Wednesday, July 22, 2009

"Jai mata di" (cheers!)



Early arrival by the 21:00 bus from Ahmedabad. The city is very pretty with a fort in the middle that looks like a big sand castle. Beautiful Rajasthani architecture. It's also a very touristy place, and everyone speaks English "fluently" and a little French, Spanish and Italian. They also virtually all have something to sell.

I meet with Kishan Singh Bhati, Dilip Singh's father, who lives nearby Hanuman Chowk, the place the bus dropped me at. He apologizes for waking up late as he partied with his friends last night. He slept on the roof, the monsoon still being expected here, especially by Kishan Singh who is a farmer. I'm being taken on a motorbike to my hotel, for which I will pay Rs200 per night. A bit expensive, considering that in India one can manage to find accomodation for less than Rs100 for a single, and around Rs150 for a double, especially during the Summer season, when the monsoon hits the country and most hotels everywhere are empty. But Jaisalmer, and the whole of Rajashtan, is a very touristy place. A lot of shopkeepers learn basic foreign language with foreigners, and the prices go up as soon as a place is mentioned in the Lonely Planet. They also promote their shops with big signs saying "recommended by the Lonely Planet / Rough guide". I consider this business perfectly fair, since tourism is by far the main source of earning for the city.

Kishan Singh takes me for a little party with his friends, in a small blue house made in stone just outside of the city. They use the house only for gathering and cooking, none of them actually live in it as it is too small and it doesn't have electricity. They all speak English but most of them don't try to communicate with me ; They chat and laugh as we're sitting on the floor, outside right next to the house, on a big grey sheet. It starts raining slightly, and thunder illuminates the sky nicely every few minutes. Kishan Singh translates the conversations to me and chats with me. We sip on Indian Whisky and beers, and nibble on raw vegetables with lemon juice (a mix of cucumber, tomato, onion ; The lemons here ressemble tiny limes and taste quite different) and snacks. It seems like in India it is very common to drink before dinner. All that is available must be drunk before we start eating! We manage to do so just before 11pm, when all the bottles are finally empty. Then the mutton curry, which has been simmering for more than an hour, is served, still outside while the rain doesn't seem to be bothering anyone. Interesting. We make a fire to cook our chapatis which were just prepared by one of the men. Because of the rain, they give up cooking the chapatis on the spot and two of them decide to go to town on a motorbike to cook them at a friend's restaurant. As soon as they're back I'm the first one to be served, as I explained that in France we are more used to have dinner before hitting the booze, I'm therefore not used to drink on an empty stomach and baddly need the food now. The mutton is quite spicy, even for Kishan Singh's taste, but the rice and chappatis are there to ease down the spice. After dinner, everyone go back to their houses and Kishan Singh walks me back to my hotel.

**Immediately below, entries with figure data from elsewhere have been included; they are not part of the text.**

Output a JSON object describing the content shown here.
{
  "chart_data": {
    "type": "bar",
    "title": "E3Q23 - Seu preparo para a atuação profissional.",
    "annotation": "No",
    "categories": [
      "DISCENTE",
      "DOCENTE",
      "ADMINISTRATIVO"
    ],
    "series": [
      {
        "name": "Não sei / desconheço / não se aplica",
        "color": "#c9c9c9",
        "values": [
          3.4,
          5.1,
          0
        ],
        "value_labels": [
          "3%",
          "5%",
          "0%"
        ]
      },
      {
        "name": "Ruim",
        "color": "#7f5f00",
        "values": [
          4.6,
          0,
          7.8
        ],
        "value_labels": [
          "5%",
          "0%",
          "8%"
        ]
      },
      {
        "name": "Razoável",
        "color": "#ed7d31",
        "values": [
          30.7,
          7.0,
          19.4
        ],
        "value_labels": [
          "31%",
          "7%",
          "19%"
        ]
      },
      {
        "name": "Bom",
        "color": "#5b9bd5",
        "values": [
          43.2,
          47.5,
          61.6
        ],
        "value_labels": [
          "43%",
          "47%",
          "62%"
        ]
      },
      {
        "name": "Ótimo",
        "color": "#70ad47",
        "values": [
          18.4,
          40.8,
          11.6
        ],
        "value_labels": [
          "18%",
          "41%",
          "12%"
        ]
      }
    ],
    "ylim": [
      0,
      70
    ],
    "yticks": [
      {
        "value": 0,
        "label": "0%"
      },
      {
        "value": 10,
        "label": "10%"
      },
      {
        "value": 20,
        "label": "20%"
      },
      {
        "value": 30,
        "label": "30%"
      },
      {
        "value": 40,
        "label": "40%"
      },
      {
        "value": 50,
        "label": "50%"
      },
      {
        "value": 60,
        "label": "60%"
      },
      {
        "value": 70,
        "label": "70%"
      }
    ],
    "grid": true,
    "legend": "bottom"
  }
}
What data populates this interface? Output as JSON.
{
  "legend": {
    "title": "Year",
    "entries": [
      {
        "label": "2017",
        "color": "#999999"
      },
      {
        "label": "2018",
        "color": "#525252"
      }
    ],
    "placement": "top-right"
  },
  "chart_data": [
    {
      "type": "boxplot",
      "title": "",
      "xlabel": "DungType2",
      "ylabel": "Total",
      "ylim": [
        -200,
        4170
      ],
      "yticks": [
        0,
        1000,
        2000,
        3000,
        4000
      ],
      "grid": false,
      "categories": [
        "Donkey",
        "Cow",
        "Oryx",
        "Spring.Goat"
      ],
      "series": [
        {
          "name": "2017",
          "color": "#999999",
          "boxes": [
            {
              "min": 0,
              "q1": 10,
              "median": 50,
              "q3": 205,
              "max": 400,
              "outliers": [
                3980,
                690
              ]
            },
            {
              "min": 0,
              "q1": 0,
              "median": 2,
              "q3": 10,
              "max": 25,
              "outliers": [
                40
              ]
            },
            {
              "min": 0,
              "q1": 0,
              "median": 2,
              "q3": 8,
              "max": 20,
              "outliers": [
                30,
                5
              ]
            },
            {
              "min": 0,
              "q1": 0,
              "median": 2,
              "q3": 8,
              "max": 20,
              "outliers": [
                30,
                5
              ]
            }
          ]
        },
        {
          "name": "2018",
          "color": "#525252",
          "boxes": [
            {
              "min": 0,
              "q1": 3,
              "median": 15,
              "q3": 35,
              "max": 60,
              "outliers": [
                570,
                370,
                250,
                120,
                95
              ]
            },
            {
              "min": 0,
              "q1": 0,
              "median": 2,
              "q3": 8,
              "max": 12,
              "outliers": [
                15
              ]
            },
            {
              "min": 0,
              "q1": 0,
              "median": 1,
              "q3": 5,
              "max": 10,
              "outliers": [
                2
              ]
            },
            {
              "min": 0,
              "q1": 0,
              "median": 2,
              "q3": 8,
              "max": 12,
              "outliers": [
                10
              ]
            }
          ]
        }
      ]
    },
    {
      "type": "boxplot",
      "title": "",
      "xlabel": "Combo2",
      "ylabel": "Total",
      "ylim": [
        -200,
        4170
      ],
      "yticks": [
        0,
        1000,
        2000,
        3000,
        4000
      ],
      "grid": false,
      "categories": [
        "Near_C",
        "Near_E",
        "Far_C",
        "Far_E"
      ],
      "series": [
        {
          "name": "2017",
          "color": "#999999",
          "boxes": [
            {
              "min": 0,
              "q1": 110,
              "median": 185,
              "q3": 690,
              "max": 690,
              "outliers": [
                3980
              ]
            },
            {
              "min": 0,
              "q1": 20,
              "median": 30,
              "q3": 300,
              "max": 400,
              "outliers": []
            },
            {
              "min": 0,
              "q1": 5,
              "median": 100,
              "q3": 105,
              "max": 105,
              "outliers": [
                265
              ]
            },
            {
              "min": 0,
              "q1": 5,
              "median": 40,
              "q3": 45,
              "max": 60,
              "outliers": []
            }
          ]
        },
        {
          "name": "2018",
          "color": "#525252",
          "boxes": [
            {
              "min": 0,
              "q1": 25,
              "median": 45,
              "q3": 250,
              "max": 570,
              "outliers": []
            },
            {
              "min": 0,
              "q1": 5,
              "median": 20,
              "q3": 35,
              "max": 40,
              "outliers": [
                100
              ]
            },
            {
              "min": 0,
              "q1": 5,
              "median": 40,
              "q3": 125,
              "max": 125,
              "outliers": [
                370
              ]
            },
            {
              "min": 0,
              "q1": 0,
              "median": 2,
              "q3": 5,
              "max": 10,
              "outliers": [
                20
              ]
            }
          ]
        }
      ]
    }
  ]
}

He seems to be a very open-minded person, not so common in the state of Rajasthan, a reputedly very conservative state. According to his own words he hangs out with people from all castes and social background. Dilip Singh, his son, his also proud to have people who are not from his caste as friends, like Denish. In Jaisalmer I'm told that people from the same caste usually stay amongst each other, and even more so in more rural parts of the state. And, as I'm started to be considered "friend of the Rajput", some from lower castes will hesitate before even talking to me. Indeed, even though I'm technically outside of their world and the caste system, and therefore able to talk and mingle with everyone, if I do start hanging out more with one specific caste then some people will start associating me with that caste.

Kishan Singh has had a French friend for 22 years now. André, a gardener who live in Marseille and work in Switzerland. They met during a "camel safari" over five days, which was the first camel mounting experience for André, and the first time Kishan Singh was doing it as a guide. André came back the next year, to meet Kishan Singh and go to the desert again, this time for more than a week. He then took the habit to come back every year to see his friend. Nowadays, André comes every year for as long as three months, and they still go to the desert together. Kishan alo came to see him in France, and he even worked with him in Switzerland for a week, where he got paid 1,000 Swiss francs.

Sometimes Kishan Singh goes to the desert with his friends for as long as five consecutive weeks!